Our 90/10 bootstrapping cross-validation in estimating the dominant tree species across planted forests showed an overall classification accuracy of 0.396 (±0.003 95% CI). Among all the planted tree species, Cunninghamia and Eucalyptus had the highest F1 score (0.745 and 0.733, respectively), with high recall (0.893 and 0.802, respectively) and satisfactory precision (0.644 and 0.403, respectively) (Table 6). Meanwhile, Carpinus and Castanea showed the lowest F1 score (0.124 and 0.136, respectively), which likely resulted from a small sample size compared to other genera. Acer, Alnus, Betula, Cryptomeria, Picea, Pinus, Quercus, and Tilia showed low recall compared to precision, indicating that true labels for these genera tended to be classified as other genera. Abies, Carpinus, Castanea, Castanopsis, Chamaecyparis, Cunninghamia, Eucalyptus, Fagus, Ilex, Larix, and Robinia had lower precision than recall due to the overprediction of these genera (Table 6).

Table 6 Evaluation of the random forest classification model in mapping the dominant tree species across the planted forest expanse in East Asia.

Uncertainties

While this study advances the current understanding of planted forests in East Asia based on multi-source data consisting of in situ, digitized, and modeled datasets, uncertainties arose from two main sources. First, limited in situ data, especially from Japan, ROK, and DPRK constitute one of the largest sources of uncertainties. The limited in situ data from these countries could lead to lower accuracy in our planted forests prediction. Nevertheless, to mitigate this uncertainty, we integrated different data sources for modeling (e.g., SDPT13 and the Global Planted Trees Extent 201514), and the final map product for these countries relied on external sources12,16.

Secondly, our map of planted tree species depicts the spatial distribution of the dominant tree species to the genus level across the range of planted forests. However, it is beyond the scope of this study to identify the spatial distribution of monoculture planted forests versus mixed-species planted forests, the latter of which are common in certain regions310. This uncertainty in tree species richness can be mitigated by integrating the mapping products presented here with recent global high-resolution maps of local tree species richness and co-limitation289. Furthermore, some genera predicted in our study had low F1 scores, which can be mitigated by increasing the sample size for these species. Nevertheless, it is not realistic to achieve perfectly balanced data, and differences in predictive performance among genera are inevitable.

Usage Notes

Our final maps of planted forest range (Fig. 8) for Japan and ROK consist of data directly obtained from the national planted forest maps of Japan12 and ROK16. Users of these particular maps should cite these sources accordingly.

Planted forests in this study include forests of all ages that have been planted for ecological restoration, commercial plantation, and other purposes, such as landscape and disaster prevention.

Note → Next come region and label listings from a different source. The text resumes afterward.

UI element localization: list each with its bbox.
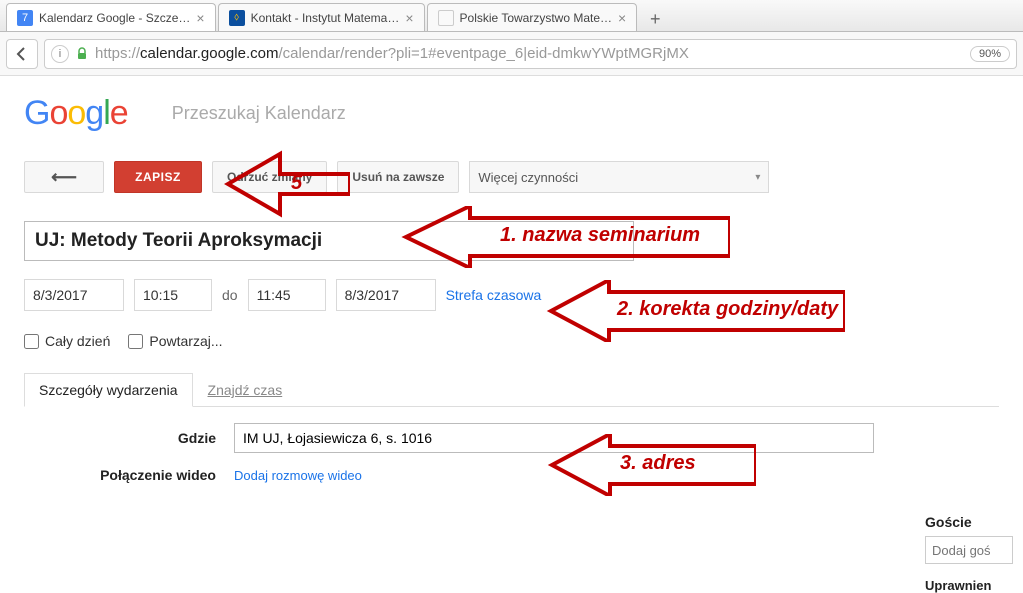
browser-tab-bar: 7 Kalendarz Google - Szcze… × ⬨ Kontakt … (0, 0, 1023, 32)
arrow-left-icon (14, 46, 30, 62)
lock-icon (75, 47, 89, 61)
start-time-input[interactable] (134, 279, 212, 311)
tab-details[interactable]: Szczegóły wydarzenia (24, 373, 193, 407)
annotation-label-5: 5 (291, 172, 302, 195)
where-label: Gdzie (24, 430, 234, 446)
browser-tab-active[interactable]: 7 Kalendarz Google - Szcze… × (6, 3, 216, 31)
annotation-label-3: 3. adres (620, 452, 696, 475)
guests-permissions-label: Uprawnien (925, 578, 1015, 593)
repeat-checkbox[interactable] (128, 334, 143, 349)
guests-input[interactable] (925, 536, 1013, 564)
calendar-favicon-icon: 7 (17, 10, 33, 26)
timezone-link[interactable]: Strefa czasowa (446, 287, 542, 303)
chevron-down-icon: ▾ (755, 172, 760, 183)
browser-tab[interactable]: Polskie Towarzystwo Mate… × (427, 3, 638, 31)
end-time-input[interactable] (248, 279, 326, 311)
all-day-checkbox[interactable] (24, 334, 39, 349)
action-bar: ⟵ ZAPISZ Odrzuć zmiany Usuń na zawsze Wi… (24, 161, 999, 193)
zoom-badge[interactable]: 90% (970, 46, 1010, 62)
close-icon[interactable]: × (405, 11, 413, 25)
identity-icon: i (51, 45, 69, 63)
annotation-label-1: 1. nazwa seminarium (500, 224, 700, 247)
tab-find-time[interactable]: Znajdź czas (193, 373, 298, 406)
browser-nav-bar: i https://calendar.google.com/calendar/r… (0, 32, 1023, 76)
time-row: do Strefa czasowa (24, 279, 999, 311)
repeat-checkbox-label[interactable]: Powtarzaj... (128, 333, 222, 349)
url-bar[interactable]: i https://calendar.google.com/calendar/r… (44, 39, 1017, 69)
tab-title: Kalendarz Google - Szcze… (39, 11, 190, 25)
url-text: https://calendar.google.com/calendar/ren… (95, 45, 689, 62)
check-row: Cały dzień Powtarzaj... (24, 333, 999, 349)
blank-favicon-icon (438, 10, 454, 26)
guests-column: Goście Uprawnien (925, 514, 1015, 593)
back-button[interactable] (6, 39, 38, 69)
video-row: Połączenie wideo Dodaj rozmowę wideo (24, 467, 999, 483)
annotation-label-2: 2. korekta godziny/daty (617, 298, 838, 321)
google-logo: Google (24, 94, 128, 133)
dropdown-label: Więcej czynności (478, 170, 578, 185)
tab-title: Kontakt - Instytut Matema… (251, 11, 400, 25)
close-icon[interactable]: × (618, 11, 626, 25)
more-actions-dropdown[interactable]: Więcej czynności ▾ (469, 161, 769, 193)
start-date-input[interactable] (24, 279, 124, 311)
close-icon[interactable]: × (196, 11, 204, 25)
annotation-arrow-5 (220, 144, 350, 224)
save-button[interactable]: ZAPISZ (114, 161, 202, 193)
all-day-checkbox-label[interactable]: Cały dzień (24, 333, 110, 349)
search-input[interactable] (168, 97, 999, 131)
browser-tab[interactable]: ⬨ Kontakt - Instytut Matema… × (218, 3, 425, 31)
back-to-calendar-button[interactable]: ⟵ (24, 161, 104, 193)
page-content: Google ⟵ ZAPISZ Odrzuć zmiany Usuń na za… (0, 76, 1023, 501)
add-video-call-link[interactable]: Dodaj rozmowę wideo (234, 468, 362, 483)
tab-title: Polskie Towarzystwo Mate… (460, 11, 613, 25)
guests-title: Goście (925, 514, 1015, 530)
tabs-row: Szczegóły wydarzenia Znajdź czas (24, 373, 999, 407)
to-label: do (222, 287, 238, 303)
page-header: Google (24, 94, 999, 133)
video-label: Połączenie wideo (24, 467, 234, 483)
end-date-input[interactable] (336, 279, 436, 311)
new-tab-button[interactable]: + (643, 7, 667, 31)
delete-forever-button[interactable]: Usuń na zawsze (337, 161, 459, 193)
shield-favicon-icon: ⬨ (229, 10, 245, 26)
where-row: Gdzie (24, 423, 999, 453)
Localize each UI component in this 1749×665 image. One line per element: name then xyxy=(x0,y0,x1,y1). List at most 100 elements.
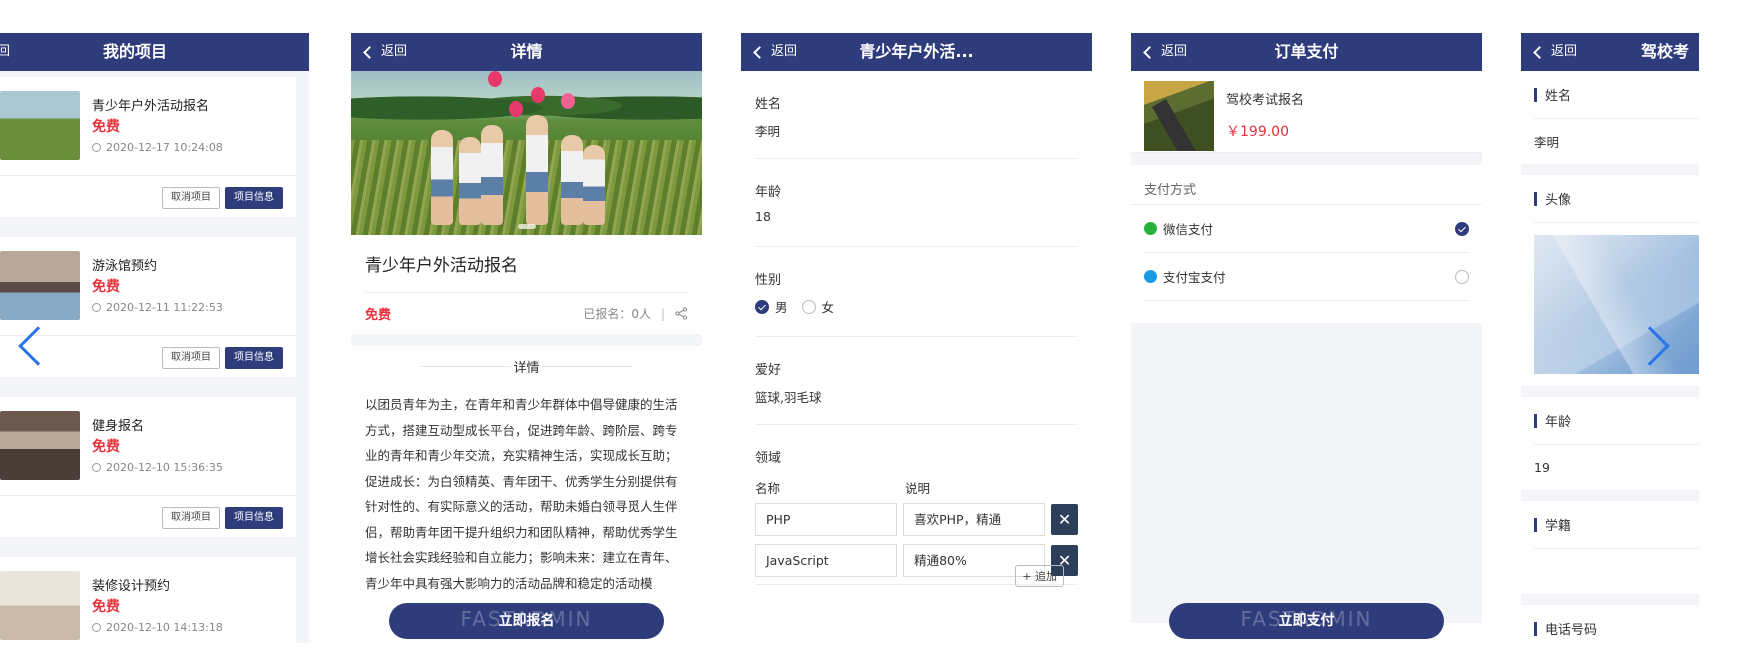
list-item[interactable]: 装修设计预约 免费 2020-12-10 14:13:18 xyxy=(0,557,296,643)
gender-row: 性别 男 女 xyxy=(755,247,1078,337)
empty-area xyxy=(1131,323,1482,623)
project-title: 健身报名 xyxy=(92,419,145,434)
pay-option-wechat[interactable]: 微信支付 xyxy=(1144,205,1469,253)
top-bar: 返回 青少年户外活... xyxy=(741,33,1092,71)
name-field[interactable]: 李明 xyxy=(1534,119,1699,164)
hobby-field[interactable]: 篮球,羽毛球 xyxy=(755,387,1078,424)
actions: 取消项目 项目信息 xyxy=(162,507,283,529)
project-info-button[interactable]: 项目信息 xyxy=(225,187,283,209)
name-label: 姓名 xyxy=(755,97,782,112)
clock-icon xyxy=(92,623,101,632)
project-thumbnail xyxy=(0,571,80,640)
project-thumbnail xyxy=(0,411,80,480)
panel-driving-school: 返回 驾校考 姓名 李明 头像 年龄 19 学籍 电话号码 1331111111… xyxy=(1521,33,1699,643)
page-title: 订单支付 xyxy=(1274,42,1339,61)
driving-form: 姓名 李明 头像 年龄 19 学籍 电话号码 13311111111 xyxy=(1521,71,1699,643)
name-label: 姓名 xyxy=(1534,71,1699,119)
field-name-input[interactable]: JavaScript xyxy=(755,544,898,577)
cancel-project-button[interactable]: 取消项目 xyxy=(162,347,220,369)
gender-radios: 男 女 xyxy=(755,297,1078,336)
radio-label: 男 xyxy=(775,300,788,315)
gender-female-radio[interactable]: 女 xyxy=(801,297,834,316)
section-title: 详情 xyxy=(351,346,702,386)
divider xyxy=(0,175,296,176)
top-bar: 返回 订单支付 xyxy=(1131,33,1482,71)
field-desc-input[interactable]: 喜欢PHP，精通 xyxy=(903,503,1046,536)
field-row: 领域 名称 说明 PHP 喜欢PHP，精通 ✕ JavaScript 精通80%… xyxy=(755,425,1078,587)
order-item: 驾校考试报名 ￥199.00 xyxy=(1131,71,1482,153)
hobby-row: 爱好 篮球,羽毛球 xyxy=(755,337,1078,425)
back-button[interactable]: 返回 xyxy=(0,33,10,71)
pay-option-alipay[interactable]: 支付宝支付 xyxy=(1144,253,1469,301)
project-date: 2020-12-17 10:24:08 xyxy=(92,141,223,154)
age-field[interactable]: 19 xyxy=(1534,445,1699,490)
hobby-label: 爱好 xyxy=(755,363,782,378)
remove-row-icon[interactable]: ✕ xyxy=(1051,504,1078,535)
field-columns: 名称 说明 xyxy=(755,471,1078,503)
project-title: 装修设计预约 xyxy=(92,579,171,594)
school-field[interactable] xyxy=(1534,549,1699,594)
project-info-button[interactable]: 项目信息 xyxy=(225,507,283,529)
project-price: 免费 xyxy=(92,119,120,135)
section-gap xyxy=(1521,164,1699,175)
append-row-button[interactable]: + 追加 xyxy=(1015,565,1064,587)
hero-image xyxy=(351,71,702,235)
item-price: 免费 xyxy=(365,308,392,323)
balloon xyxy=(561,93,575,109)
pay-option-left: 支付宝支付 xyxy=(1144,267,1226,286)
actions: 取消项目 项目信息 xyxy=(162,347,283,369)
balloon xyxy=(509,101,523,117)
age-label: 年龄 xyxy=(1534,397,1699,445)
project-date: 2020-12-10 14:13:18 xyxy=(92,621,223,634)
project-price: 免费 xyxy=(92,439,120,455)
clock-icon xyxy=(92,463,101,472)
hero-person xyxy=(583,145,605,225)
date-text: 2020-12-10 15:36:35 xyxy=(106,461,223,474)
age-field[interactable]: 18 xyxy=(755,209,1078,246)
balloon xyxy=(531,87,545,103)
hero-person xyxy=(526,115,548,225)
field-name-input[interactable]: PHP xyxy=(755,503,898,536)
list-item[interactable]: 青少年户外活动报名 免费 2020-12-17 10:24:08 取消项目 项目… xyxy=(0,77,296,217)
section-gap xyxy=(1521,594,1699,605)
list-item[interactable]: 健身报名 免费 2020-12-10 15:36:35 取消项目 项目信息 xyxy=(0,397,296,537)
date-text: 2020-12-17 10:24:08 xyxy=(106,141,223,154)
top-bar: 返回 详情 xyxy=(351,33,702,71)
product-price: ￥199.00 xyxy=(1226,124,1289,140)
age-row: 年龄 18 xyxy=(755,159,1078,247)
page-title: 驾校考 xyxy=(1641,42,1690,61)
col-desc-header: 说明 xyxy=(905,480,931,496)
cancel-project-button[interactable]: 取消项目 xyxy=(162,507,220,529)
share-icon[interactable] xyxy=(675,307,688,320)
hero-person xyxy=(459,137,481,225)
signup-form: 姓名 李明 年龄 18 性别 男 女 爱好 篮球,羽毛球 领域 名称 说明 PH… xyxy=(741,71,1092,587)
registered-count: 已报名：0人 xyxy=(583,307,651,321)
top-bar: 返回 驾校考 xyxy=(1521,33,1699,71)
alipay-icon xyxy=(1144,270,1157,283)
field-entry-row: PHP 喜欢PHP，精通 ✕ xyxy=(755,503,1078,536)
avatar-image[interactable] xyxy=(1534,235,1699,374)
pay-option-left: 微信支付 xyxy=(1144,219,1213,238)
name-field[interactable]: 李明 xyxy=(755,121,1078,158)
gender-male-radio[interactable]: 男 xyxy=(755,297,788,316)
registered-info: 已报名：0人 | xyxy=(583,305,688,322)
project-info-button[interactable]: 项目信息 xyxy=(225,347,283,369)
radio-checked-icon xyxy=(755,299,769,314)
page-title: 我的项目 xyxy=(102,42,167,61)
col-name-header: 名称 xyxy=(755,480,781,496)
page-title: 青少年户外活... xyxy=(859,42,974,61)
back-button[interactable]: 返回 xyxy=(1533,33,1577,71)
name-row: 姓名 李明 xyxy=(755,71,1078,159)
gender-label: 性别 xyxy=(755,273,782,288)
hero-person xyxy=(481,125,503,225)
hero-person xyxy=(431,130,453,225)
cancel-project-button[interactable]: 取消项目 xyxy=(162,187,220,209)
phone-label: 电话号码 xyxy=(1534,605,1699,643)
carousel-dots[interactable] xyxy=(517,224,536,229)
actions: 取消项目 项目信息 xyxy=(162,187,283,209)
pay-method-label: 支付方式 xyxy=(1131,165,1482,205)
balloon xyxy=(488,71,502,87)
divider xyxy=(0,495,296,496)
project-thumbnail xyxy=(0,251,80,320)
description-text: 以团员青年为主，在青年和青少年群体中倡导健康的生活方式，搭建互动型成长平台，促进… xyxy=(365,397,678,591)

Since the underlying training datasets differ by planting years, we were only able to quantify a roughly estimated range of underlying years. Specifically, we overlaid our final map with two existing map layers with estimated forest age302 and planted year303,304 values. Based on these two sources, some planted forests were planted more than 100 years ago, while other planted forests are less than five years in age (Fig. 10). Estimation based on forest age302 presents consistency with planting history in each country; the majority of planted forests were established post-war in Japan, followed by efforts in the Korean peninsula, while planted forests in China come from more recent planting (Fig. 10a). We included planted year information in our map product (see Data Records).

Fig. 10
figure 10

Density plot showing the concentration of estimated planted forests in the range of planted year for each country. (a) planted year was estimated based on forest age302 with a maximum value of 2010. (b) planted year was estimated based on the map of planting year of plantations303,304.